Manuel Luís Capelas. “Muitas vezes os médicos não dizem às pessoas que estão a morrer”

Presidente da Associação Portuguesa de Cuidados Paliativos fala da morte e admite desilusão com a estratégia nacional aprovada este ano pelo governo

Manuel Luís Capelas. “Muitas vezes os médicos não dizem às pessoas que estão a morrer”

É preciso repensar na forma como lidamos com o fim de vida, até para ajudar as pessoas a partir mais serenamente. Manuel Luís Capelas, enfermeiro de formação, presidente da Associação Portuguesa de Cuidados Paliativos e investigador nesta área na Universidade Católica Portuguesa, onde já ajudou a formar mais de 600 profissionais de saúde em cuidados paliativos, fala dos desafios, da morte e dos cuidados de saúde. E diz que a forma como esta semana a imprensa acompanhou o internamento de Mário Soares, mostra como a sociedade ainda precisa de mudar o chip. 

Os cuidados paliativos são uma escolha ou é-se escolhido?

Para mim foi uma escolha. Quando acabei o curso trabalhei doze anos numa unidade de queimados onde o que podíamos fazer a muitos doentes era apenas aliviar o sofrimento para que morressem o mais serenamente possível. Acabou por ser o pontapé de saída para fazer formação e dedicar-me à investigação e ao ensino. Dito isto, acho que é uma escolha, mas é preciso ter perfil, maturidade de vida.

Que imagem tem da primeira vez que entrou na unidade?

Fiquei impressionado com a exigência. Tinha acabado de sair da escola e senti que tinha de estar a mais de 100%. É um lugar de muito sofrimento, os doentes têm de estar isolados por causa das infeções. Muitas vezes éramos só nós e eles.

Foi imediato perceber a atitude com que se deve estar num serviço desses?

Não houve um momento, mas perde-se depressa a ideia, se alguma vez a tive, de que somos omnipotentes e conseguimos controlar a vida. Quando nascemos sabemos inevitavelmente que vamos morrer, como digo aos meus alunos, temos todos um “prognóstico de vida limitado”. Felizmente tive uma formação na juventude cristã, em grupos de jovens, que acredito que me ajudou a ter sempre a ideia da importância de estar para outros, de gerir o sofrimento e a dor. 

Qual foi o seu primeiro contacto com a morte?

Foi com o meu avô. Morreu com a serenidade possível na altura, mas junto da família. 

No passado as pessoas morriam mais serenas? 

Havia menos meios técnicos para ajudar no alívio da dor, mas as pessoas morriam em casa, junto da família. Hoje morrem nos hospitais, quando muitas gostariam de estar em casa junto dos seus.

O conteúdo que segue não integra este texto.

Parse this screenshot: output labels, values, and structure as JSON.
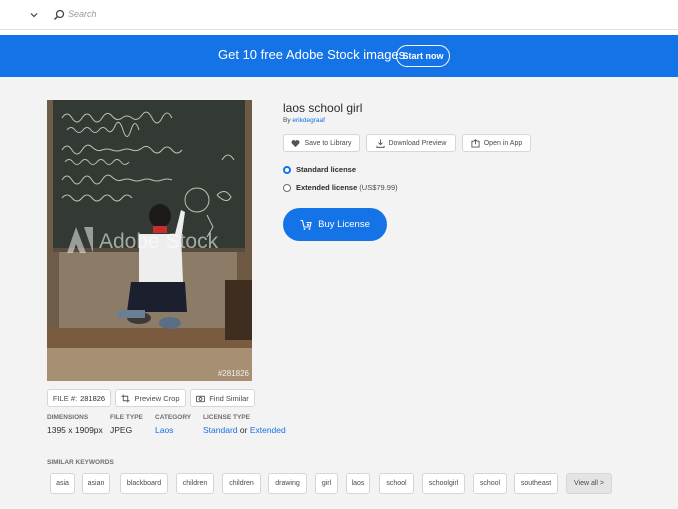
{
  "search": {
    "placeholder": "Search",
    "icon": "search-icon",
    "dropdown_icon": "chevron-down-icon"
  },
  "promo": {
    "text": "Get 10 free Adobe Stock images.",
    "button": "Start now",
    "color": "#1473e6"
  },
  "image": {
    "watermark": "Adobe Stock",
    "id_overlay": "#281826"
  },
  "image_actions": {
    "file_label": "FILE #:",
    "file_number": "281826",
    "preview_crop": "Preview Crop",
    "find_similar": "Find Similar"
  },
  "meta": {
    "dimensions_label": "DIMENSIONS",
    "dimensions": "1395 x 1909px",
    "file_type_label": "FILE TYPE",
    "file_type": "JPEG",
    "category_label": "CATEGORY",
    "category": "Laos",
    "license_type_label": "LICENSE TYPE",
    "license_standard": "Standard",
    "license_or": "or",
    "license_extended": "Extended"
  },
  "asset": {
    "title": "laos school girl",
    "by_label": "By",
    "author": "erikdegraaf"
  },
  "actions": {
    "save_to_library": "Save to Library",
    "download_preview": "Download Preview",
    "open_in_app": "Open in App"
  },
  "licenses": {
    "standard": "Standard license",
    "extended": "Extended license",
    "extended_price": "(US$79.99)",
    "selected": "standard"
  },
  "buy": {
    "label": "Buy License"
  },
  "keywords": {
    "title": "SIMILAR KEYWORDS",
    "items": [
      "asia",
      "asian",
      "blackboard",
      "children",
      "children",
      "drawing",
      "girl",
      "laos",
      "school",
      "schoolgirl",
      "school",
      "southeast"
    ],
    "view_all": "View all >"
  }
}
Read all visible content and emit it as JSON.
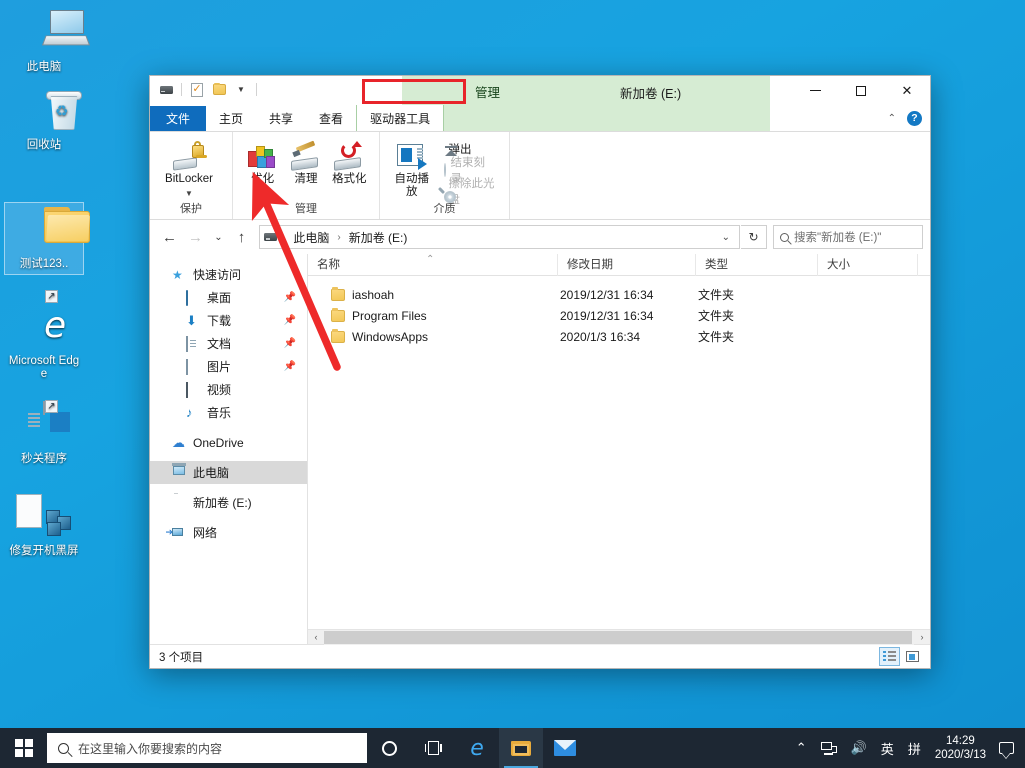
{
  "desktop": {
    "icons": [
      {
        "label": "此电脑",
        "icon": "this-pc-icon",
        "selected": false
      },
      {
        "label": "回收站",
        "icon": "recycle-bin-icon",
        "selected": false
      },
      {
        "label": "测试123..",
        "icon": "folder-icon",
        "selected": true
      },
      {
        "label": "Microsoft Edge",
        "icon": "edge-icon",
        "selected": false
      },
      {
        "label": "秒关程序",
        "icon": "app-window-icon",
        "selected": false
      },
      {
        "label": "修复开机黑屏",
        "icon": "cubes-document-icon",
        "selected": false
      }
    ]
  },
  "explorer": {
    "title": "新加卷 (E:)",
    "contextual_tab_header": "管理",
    "quick_access": [
      {
        "name": "drive-icon"
      },
      {
        "name": "properties-icon"
      },
      {
        "name": "new-folder-icon"
      },
      {
        "name": "chevron-down-icon"
      }
    ],
    "window_controls": {
      "minimize": "—",
      "maximize": "□",
      "close": "✕"
    },
    "tabs": [
      {
        "label": "文件",
        "kind": "file"
      },
      {
        "label": "主页",
        "kind": "normal"
      },
      {
        "label": "共享",
        "kind": "normal"
      },
      {
        "label": "查看",
        "kind": "normal"
      },
      {
        "label": "驱动器工具",
        "kind": "contextual-active"
      }
    ],
    "ribbon_collapse": "⌃",
    "help": "?",
    "ribbon": {
      "groups": [
        {
          "label": "保护",
          "big_buttons": [
            {
              "label": "BitLocker",
              "icon": "bitlocker-icon",
              "has_caret": true
            }
          ],
          "small_buttons": []
        },
        {
          "label": "管理",
          "big_buttons": [
            {
              "label": "优化",
              "icon": "optimize-icon",
              "has_caret": false
            },
            {
              "label": "清理",
              "icon": "cleanup-icon",
              "has_caret": false
            },
            {
              "label": "格式化",
              "icon": "format-icon",
              "has_caret": false
            }
          ],
          "small_buttons": []
        },
        {
          "label": "介质",
          "big_buttons": [
            {
              "label": "自动播放",
              "icon": "autoplay-icon",
              "has_caret": false
            }
          ],
          "small_buttons": [
            {
              "label": "弹出",
              "icon": "eject-icon",
              "disabled": false
            },
            {
              "label": "结束刻录",
              "icon": "disc-icon",
              "disabled": true
            },
            {
              "label": "擦除此光盘",
              "icon": "erase-disc-icon",
              "disabled": true
            }
          ]
        }
      ]
    },
    "navigation": {
      "back": "←",
      "forward": "→",
      "recent": "⌄",
      "up": "↑"
    },
    "address": {
      "drive_icon": "drive-icon",
      "crumbs": [
        "此电脑",
        "新加卷 (E:)"
      ],
      "separator": "›",
      "dropdown": "⌄",
      "refresh": "↻"
    },
    "search": {
      "placeholder": "搜索\"新加卷 (E:)\""
    },
    "nav_pane": [
      {
        "label": "快速访问",
        "icon": "star-icon",
        "level": 0,
        "pinned": false,
        "selected": false
      },
      {
        "label": "桌面",
        "icon": "desktop-icon",
        "level": 1,
        "pinned": true,
        "selected": false
      },
      {
        "label": "下载",
        "icon": "downloads-icon",
        "level": 1,
        "pinned": true,
        "selected": false
      },
      {
        "label": "文档",
        "icon": "documents-icon",
        "level": 1,
        "pinned": true,
        "selected": false
      },
      {
        "label": "图片",
        "icon": "pictures-icon",
        "level": 1,
        "pinned": true,
        "selected": false
      },
      {
        "label": "视频",
        "icon": "videos-icon",
        "level": 1,
        "pinned": false,
        "selected": false
      },
      {
        "label": "音乐",
        "icon": "music-icon",
        "level": 1,
        "pinned": false,
        "selected": false
      },
      {
        "label": "OneDrive",
        "icon": "onedrive-icon",
        "level": 0,
        "pinned": false,
        "selected": false
      },
      {
        "label": "此电脑",
        "icon": "this-pc-icon",
        "level": 0,
        "pinned": false,
        "selected": true
      },
      {
        "label": "新加卷 (E:)",
        "icon": "drive-icon",
        "level": 0,
        "pinned": false,
        "selected": false
      },
      {
        "label": "网络",
        "icon": "network-icon",
        "level": 0,
        "pinned": false,
        "selected": false
      }
    ],
    "columns": [
      {
        "label": "名称",
        "key": "name"
      },
      {
        "label": "修改日期",
        "key": "date"
      },
      {
        "label": "类型",
        "key": "type"
      },
      {
        "label": "大小",
        "key": "size"
      }
    ],
    "sort_indicator": "⌃",
    "files": [
      {
        "name": "iashoah",
        "date": "2019/12/31 16:34",
        "type": "文件夹",
        "size": ""
      },
      {
        "name": "Program Files",
        "date": "2019/12/31 16:34",
        "type": "文件夹",
        "size": ""
      },
      {
        "name": "WindowsApps",
        "date": "2020/1/3 16:34",
        "type": "文件夹",
        "size": ""
      }
    ],
    "scroll": {
      "left_arrow": "‹",
      "right_arrow": "›"
    },
    "status": {
      "item_count": "3 个项目",
      "view_details": "details-view-button",
      "view_icons": "large-icons-view-button"
    }
  },
  "annotation": {
    "color": "#e8242a",
    "arrow_target": "优化",
    "box_target": "管理"
  },
  "taskbar": {
    "start": "start-button",
    "search_placeholder": "在这里输入你要搜索的内容",
    "buttons": [
      {
        "name": "cortana-button",
        "active": false
      },
      {
        "name": "task-view-button",
        "active": false
      },
      {
        "name": "edge-button",
        "active": false
      },
      {
        "name": "file-explorer-button",
        "active": true
      },
      {
        "name": "mail-button",
        "active": false
      }
    ],
    "tray": {
      "expand": "⌃",
      "network": "network-icon",
      "volume": "🔊",
      "ime_lang": "英",
      "ime_mode": "拼",
      "time": "14:29",
      "date": "2020/3/13",
      "action_center": "action-center-icon"
    }
  }
}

Pela sua experiência em cuidados paliativos, acreditar em Deus ajuda a enfrentar a morte?

Acreditar em qualquer Deus. A componente da espiritualidade é fundamental. Não há grandes conversões, mas há uma procura de sentido e a fé ajuda as pessoas nesse processo. O sofrimento sem sentido é uma coisa parva. Mas entre quem acredita, muitas vezes até há um sentimento de revolta: porquê eu, porquê o meu filho, se fiz tudo bem, se até tive uma vida regrada. Deus tem isto de ser saco de boxe, refilamos e não temos castigo, não é como protestar em casa. Mas o essencial é encontrar esse sentido, que tem muito de espiritual. Claro que para isso as pessoas não podem ter dores, não podem ter falta de ar. Dou aulas numa universidade católica e costumo dizer a brincar aos alunos que até Deus quando pregou primeiro fez a multiplicação do pão e do peixe. Matou a fome e depois falou.